Scandalo condizioni di lavoro ad Amazon.
È un colosso nel mondo digitale, è uno tra i più grandi e funzionanti siti e-commerce con domini in vari paesi mondiali, ma per quanto riguarda la situazione del lavoratori pare di parlare di un’azienda di operai del Novecento.
Da qualche settimana, infatti, ci sono scontri sul fronte dei sindacati tra Amazon e la Germania. A quanto pare il sindacato tedesco Ver.Di, che si occupa del settore dei servizi, sostiene che la paga e la mansione dei lavoratori dello stabilimento di Bad Hersfield dove da sedici anni è locato Amazon; ma da parte sua il gigante statunitense non accenna a voler avere un incontro con i sindacati da cinque anni.
E non è la prima volta che le condizioni in cui lavora il personale di Amazon desta risonanza mediatica negativa: era il 2011 quando negli stessi Stati Uniti fecero scandalo alcuni episodi di svenimento o collasso degli impiegati, costretti a lavorare senza aria condizionata, a cui l’azienda rispose con l’impiego di due autoambulanze parcheggiate fuori per soccorrere coloro colti da malori, piuttosto che con l’accensione dell’aria. Nel 2013, il giornalista francese Jean-Baptiste Malet si infiltrò come lavoratore negli uffici francesi del colosso e raccontò la sua esperienza tragica nel libro dal titolo esegetico “En Amazonie”.

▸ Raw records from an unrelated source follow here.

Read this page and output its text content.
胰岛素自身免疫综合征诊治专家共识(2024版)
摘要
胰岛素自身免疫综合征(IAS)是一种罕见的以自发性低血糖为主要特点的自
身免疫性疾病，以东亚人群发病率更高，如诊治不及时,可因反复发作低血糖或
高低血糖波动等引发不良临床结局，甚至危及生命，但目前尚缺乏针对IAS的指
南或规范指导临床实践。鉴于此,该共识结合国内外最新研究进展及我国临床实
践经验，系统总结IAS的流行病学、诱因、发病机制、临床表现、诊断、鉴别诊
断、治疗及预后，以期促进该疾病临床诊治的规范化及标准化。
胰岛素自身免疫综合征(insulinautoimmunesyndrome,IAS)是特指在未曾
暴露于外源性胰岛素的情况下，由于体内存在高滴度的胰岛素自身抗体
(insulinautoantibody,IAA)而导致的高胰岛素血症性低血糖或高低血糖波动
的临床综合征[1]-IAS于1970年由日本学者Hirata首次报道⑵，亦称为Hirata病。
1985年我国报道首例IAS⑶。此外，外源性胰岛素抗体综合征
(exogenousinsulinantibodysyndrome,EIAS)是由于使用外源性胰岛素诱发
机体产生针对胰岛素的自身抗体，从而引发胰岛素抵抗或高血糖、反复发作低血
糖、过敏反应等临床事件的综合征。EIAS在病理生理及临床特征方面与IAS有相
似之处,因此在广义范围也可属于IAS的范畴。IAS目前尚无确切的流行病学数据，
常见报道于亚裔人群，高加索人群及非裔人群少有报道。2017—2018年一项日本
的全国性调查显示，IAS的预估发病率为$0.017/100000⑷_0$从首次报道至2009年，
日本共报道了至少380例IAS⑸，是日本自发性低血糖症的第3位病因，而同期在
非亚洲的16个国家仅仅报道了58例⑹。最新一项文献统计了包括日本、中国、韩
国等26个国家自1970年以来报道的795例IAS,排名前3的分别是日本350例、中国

La contrapposizione tra il messaggio di Amazon come di un’azienda attenta al cliente, alla facilità di navigazione, di acquisto, insomma di un’azienda che ha un occhio di riguardo verso le più moderne filosofie di marketing, e invece la scarsa capacità di dare rilievo alla posizione dei lavoratori (si pensi agli ambienti aziendali di Google, ad esempio) e alla comunicazione con i sindacati è evidente. E non si sa mai che prima o poi questa mancanza si rivolterà come un boomerang verso lo stesso gigante, perchè se i lavoratori sono infelici e le azioni negative vengono trasmesse sui social, la comunicazione di massa è un’arma potentissima capace di piegare anche le aziende più importanti.